The claimant brought a disability claim based on multiple incidents that she alleged occurred in 2018/19. As a preliminary issue the tribunal had to determine whether she had a disability. She was diagnosed with epilepsy in 1996 and, during treatment for this a brain tumour was discovered which was removed in 2008. Although her medical records at the time stated that the tumour was benign and did not use the word "cancer" the claimant referred to current Public Health England (PHE) guidance which states that such tumours are considered to be cancer. She argued that she had a disability and that her cancer had induced other illnesses (including her epilepsy and vitiligo) which also satisfied the definition of disability. She took steps to avoid what she believed to be triggers, including coffee, alcohol, and cleaning products. She refused to take prescribed medication, contrary to medical advice.

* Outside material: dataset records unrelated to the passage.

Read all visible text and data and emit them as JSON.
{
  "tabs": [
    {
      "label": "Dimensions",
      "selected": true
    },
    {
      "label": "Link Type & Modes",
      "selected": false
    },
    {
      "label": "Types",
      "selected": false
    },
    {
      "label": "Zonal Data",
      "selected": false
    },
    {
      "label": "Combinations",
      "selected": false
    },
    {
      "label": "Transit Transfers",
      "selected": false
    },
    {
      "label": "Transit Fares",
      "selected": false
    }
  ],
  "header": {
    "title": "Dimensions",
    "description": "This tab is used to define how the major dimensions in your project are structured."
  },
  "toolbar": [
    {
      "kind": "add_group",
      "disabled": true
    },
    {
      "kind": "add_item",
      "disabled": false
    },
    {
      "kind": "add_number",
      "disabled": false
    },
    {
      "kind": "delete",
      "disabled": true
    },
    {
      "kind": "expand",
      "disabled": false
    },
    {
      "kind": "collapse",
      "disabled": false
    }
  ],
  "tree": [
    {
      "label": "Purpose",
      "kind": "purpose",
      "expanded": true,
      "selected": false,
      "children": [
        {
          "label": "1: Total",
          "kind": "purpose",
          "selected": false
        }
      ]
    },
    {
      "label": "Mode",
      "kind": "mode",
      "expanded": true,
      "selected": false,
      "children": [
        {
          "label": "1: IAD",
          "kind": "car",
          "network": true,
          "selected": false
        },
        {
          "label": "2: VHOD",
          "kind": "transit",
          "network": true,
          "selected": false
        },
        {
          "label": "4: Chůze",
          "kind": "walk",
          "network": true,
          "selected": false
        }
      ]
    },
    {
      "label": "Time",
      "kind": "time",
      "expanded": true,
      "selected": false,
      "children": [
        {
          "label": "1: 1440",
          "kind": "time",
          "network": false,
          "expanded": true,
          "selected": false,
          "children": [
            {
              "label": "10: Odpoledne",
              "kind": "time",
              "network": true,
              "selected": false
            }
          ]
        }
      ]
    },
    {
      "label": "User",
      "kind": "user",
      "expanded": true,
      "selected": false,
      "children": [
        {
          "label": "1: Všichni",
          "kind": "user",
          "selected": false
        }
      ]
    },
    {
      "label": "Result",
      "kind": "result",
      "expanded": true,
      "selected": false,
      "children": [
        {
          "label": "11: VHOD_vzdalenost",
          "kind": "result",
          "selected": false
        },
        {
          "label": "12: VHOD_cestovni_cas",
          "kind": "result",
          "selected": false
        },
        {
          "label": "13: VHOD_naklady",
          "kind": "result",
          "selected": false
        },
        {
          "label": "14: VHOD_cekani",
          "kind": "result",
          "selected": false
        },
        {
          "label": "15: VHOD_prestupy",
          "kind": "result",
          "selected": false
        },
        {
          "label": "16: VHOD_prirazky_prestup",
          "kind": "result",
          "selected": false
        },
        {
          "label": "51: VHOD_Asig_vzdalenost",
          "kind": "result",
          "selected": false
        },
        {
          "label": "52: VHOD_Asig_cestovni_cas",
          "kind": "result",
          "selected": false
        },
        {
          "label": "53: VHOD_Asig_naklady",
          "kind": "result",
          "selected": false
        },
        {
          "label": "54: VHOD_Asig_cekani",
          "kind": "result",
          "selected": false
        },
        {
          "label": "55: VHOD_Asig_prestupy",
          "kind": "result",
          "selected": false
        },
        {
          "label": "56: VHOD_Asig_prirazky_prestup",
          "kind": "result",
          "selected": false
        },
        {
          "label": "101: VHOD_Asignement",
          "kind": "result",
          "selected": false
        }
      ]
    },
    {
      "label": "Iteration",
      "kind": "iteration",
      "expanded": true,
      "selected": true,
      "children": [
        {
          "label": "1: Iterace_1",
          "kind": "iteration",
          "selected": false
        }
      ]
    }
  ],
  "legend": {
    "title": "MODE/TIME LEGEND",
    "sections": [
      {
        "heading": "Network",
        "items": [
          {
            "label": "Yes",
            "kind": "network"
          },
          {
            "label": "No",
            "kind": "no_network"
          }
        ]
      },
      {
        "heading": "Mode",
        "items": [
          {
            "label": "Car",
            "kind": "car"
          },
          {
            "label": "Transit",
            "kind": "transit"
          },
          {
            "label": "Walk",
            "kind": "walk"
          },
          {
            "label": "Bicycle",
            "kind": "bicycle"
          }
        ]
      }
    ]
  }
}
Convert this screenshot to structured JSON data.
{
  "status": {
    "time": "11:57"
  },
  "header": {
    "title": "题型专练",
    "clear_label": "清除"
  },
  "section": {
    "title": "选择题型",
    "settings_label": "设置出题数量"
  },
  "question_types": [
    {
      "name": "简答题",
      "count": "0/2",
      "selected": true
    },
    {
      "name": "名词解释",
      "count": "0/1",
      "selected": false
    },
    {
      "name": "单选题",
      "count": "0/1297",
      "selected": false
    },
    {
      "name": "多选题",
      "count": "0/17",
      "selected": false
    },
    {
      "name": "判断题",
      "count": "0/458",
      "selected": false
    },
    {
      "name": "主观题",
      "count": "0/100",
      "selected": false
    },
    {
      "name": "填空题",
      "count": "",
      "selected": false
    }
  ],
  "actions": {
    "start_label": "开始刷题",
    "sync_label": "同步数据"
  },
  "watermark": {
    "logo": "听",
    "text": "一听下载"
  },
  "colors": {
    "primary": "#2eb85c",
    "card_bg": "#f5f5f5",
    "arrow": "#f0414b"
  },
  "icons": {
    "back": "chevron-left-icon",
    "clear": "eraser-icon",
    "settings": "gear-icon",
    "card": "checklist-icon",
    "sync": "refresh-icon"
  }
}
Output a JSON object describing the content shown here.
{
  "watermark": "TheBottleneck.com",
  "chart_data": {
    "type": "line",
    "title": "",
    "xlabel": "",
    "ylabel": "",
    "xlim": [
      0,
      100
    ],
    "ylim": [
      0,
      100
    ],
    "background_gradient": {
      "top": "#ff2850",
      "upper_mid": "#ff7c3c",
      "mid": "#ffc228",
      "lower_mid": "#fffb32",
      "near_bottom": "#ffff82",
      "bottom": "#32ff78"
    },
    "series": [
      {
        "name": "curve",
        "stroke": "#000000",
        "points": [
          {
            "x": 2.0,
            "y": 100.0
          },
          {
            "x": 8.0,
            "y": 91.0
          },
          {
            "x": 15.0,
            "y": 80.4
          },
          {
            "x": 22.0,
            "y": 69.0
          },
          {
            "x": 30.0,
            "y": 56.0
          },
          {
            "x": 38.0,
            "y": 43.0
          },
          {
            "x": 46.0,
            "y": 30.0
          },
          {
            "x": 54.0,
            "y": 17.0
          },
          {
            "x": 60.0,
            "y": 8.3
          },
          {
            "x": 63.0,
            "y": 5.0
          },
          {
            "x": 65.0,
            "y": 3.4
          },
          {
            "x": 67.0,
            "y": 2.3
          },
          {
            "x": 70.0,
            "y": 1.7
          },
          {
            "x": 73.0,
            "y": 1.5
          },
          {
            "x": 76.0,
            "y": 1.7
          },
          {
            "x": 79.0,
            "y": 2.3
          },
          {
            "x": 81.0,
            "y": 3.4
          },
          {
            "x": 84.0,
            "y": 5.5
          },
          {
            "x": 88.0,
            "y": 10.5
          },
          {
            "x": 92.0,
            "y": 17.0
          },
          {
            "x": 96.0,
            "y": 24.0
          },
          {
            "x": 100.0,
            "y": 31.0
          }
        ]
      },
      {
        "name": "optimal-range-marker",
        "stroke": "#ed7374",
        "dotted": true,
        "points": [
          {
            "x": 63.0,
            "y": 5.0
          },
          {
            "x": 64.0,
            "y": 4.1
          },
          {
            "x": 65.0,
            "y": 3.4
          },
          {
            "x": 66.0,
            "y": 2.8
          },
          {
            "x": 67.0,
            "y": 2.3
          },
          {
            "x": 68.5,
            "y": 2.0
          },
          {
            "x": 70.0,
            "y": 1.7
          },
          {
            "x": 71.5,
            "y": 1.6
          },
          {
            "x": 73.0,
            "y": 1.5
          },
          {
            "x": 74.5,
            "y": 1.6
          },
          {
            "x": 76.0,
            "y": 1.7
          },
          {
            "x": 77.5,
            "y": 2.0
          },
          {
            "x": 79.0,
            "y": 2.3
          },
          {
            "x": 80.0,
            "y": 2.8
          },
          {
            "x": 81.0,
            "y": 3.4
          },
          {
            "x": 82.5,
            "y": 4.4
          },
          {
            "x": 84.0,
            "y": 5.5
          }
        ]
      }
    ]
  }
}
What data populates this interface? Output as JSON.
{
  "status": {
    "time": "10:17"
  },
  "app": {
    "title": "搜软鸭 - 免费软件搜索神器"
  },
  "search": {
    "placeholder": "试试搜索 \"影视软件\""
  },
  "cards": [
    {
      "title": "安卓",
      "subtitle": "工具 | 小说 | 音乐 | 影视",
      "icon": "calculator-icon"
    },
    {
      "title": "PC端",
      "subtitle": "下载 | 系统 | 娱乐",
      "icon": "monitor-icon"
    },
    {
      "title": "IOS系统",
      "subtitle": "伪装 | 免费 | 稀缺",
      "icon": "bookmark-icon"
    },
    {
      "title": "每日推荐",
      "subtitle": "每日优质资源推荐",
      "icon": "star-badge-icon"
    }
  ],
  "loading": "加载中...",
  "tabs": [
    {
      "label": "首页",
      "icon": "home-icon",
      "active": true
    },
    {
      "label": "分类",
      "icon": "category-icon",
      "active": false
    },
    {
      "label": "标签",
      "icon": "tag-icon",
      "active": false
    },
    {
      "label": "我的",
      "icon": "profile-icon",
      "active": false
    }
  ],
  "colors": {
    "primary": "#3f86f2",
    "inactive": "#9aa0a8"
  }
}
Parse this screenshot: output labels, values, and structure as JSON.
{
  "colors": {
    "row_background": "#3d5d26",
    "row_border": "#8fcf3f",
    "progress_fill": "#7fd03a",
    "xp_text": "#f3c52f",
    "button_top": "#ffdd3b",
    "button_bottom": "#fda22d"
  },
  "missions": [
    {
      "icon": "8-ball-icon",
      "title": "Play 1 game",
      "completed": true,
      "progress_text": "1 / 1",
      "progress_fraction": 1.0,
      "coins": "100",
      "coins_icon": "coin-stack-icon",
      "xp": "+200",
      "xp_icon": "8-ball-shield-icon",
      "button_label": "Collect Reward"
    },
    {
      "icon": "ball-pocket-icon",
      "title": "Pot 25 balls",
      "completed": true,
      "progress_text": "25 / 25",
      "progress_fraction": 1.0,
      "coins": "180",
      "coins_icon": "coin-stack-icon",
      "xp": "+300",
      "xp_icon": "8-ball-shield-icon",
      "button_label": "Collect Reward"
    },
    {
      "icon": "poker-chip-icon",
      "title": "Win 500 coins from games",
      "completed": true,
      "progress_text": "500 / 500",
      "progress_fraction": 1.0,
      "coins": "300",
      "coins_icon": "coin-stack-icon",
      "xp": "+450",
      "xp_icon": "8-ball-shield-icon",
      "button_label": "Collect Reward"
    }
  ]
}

The tribunal found that the claimant was not disabled on the basis of the tumour which it could not conclude was cancer. It also held that, even had she had cancer, as the tumour had been removed in 2008 she no longer had it at the time her claims related to. It rejected her case that cancer was the continuing cause of her epilepsy and vitiligo, though it did accept that she was disabled by reason of her epilepsy. It held that her avoidance behaviour had resulted in the adoption of a lifestyle which, with her post-seizure symptoms, gave rise to a substantial adverse impact on her ability to do normal day-to-day activities.

On appeal the EAT held that the claimant had had cancer as, in its view, the PHE material could fairly be regarded as a reputable and reliable source. However, it held that the tribunal was entitled to conclude that the claimant did not still have cancer at the time to which her complaints related. The EAT then considered the issue of whether the claimant's impairments had an adverse effect on her ability to carry out normal day-to-day activities and concluded that the question was an objective one and could not be determined by a claimant's subjective beliefs about how to manage their conditions. The tribunal had to disregard the claimant's coping mechanism even though she strongly believed that they were necessary. Instead it should have considered the impact that the actual conditions had on the claimant's day-to-day activities. The case of whether or not she was disabled was remitted to a fresh tribunal.

Take note: The decision in Primaz confirms that the PHE material on cancer is valid evidence on which to rely.  Here the tumour that the claimant had removed may have been benign, but the PHE material made it clear that it was considered to be malignant because it had a propensity to spread.  The decision also makes it clear that if a claimant follows medical advice to avoid certain activities because of a risk of triggering or exacerbating a condition then objectively the impairment would affect the ability to engage in those activities.  However, where a claimant was relying purely on her own belief in avoiding certain activities and there was no evidence that she was right in what she believed it would not be possible to establish the necessary causation.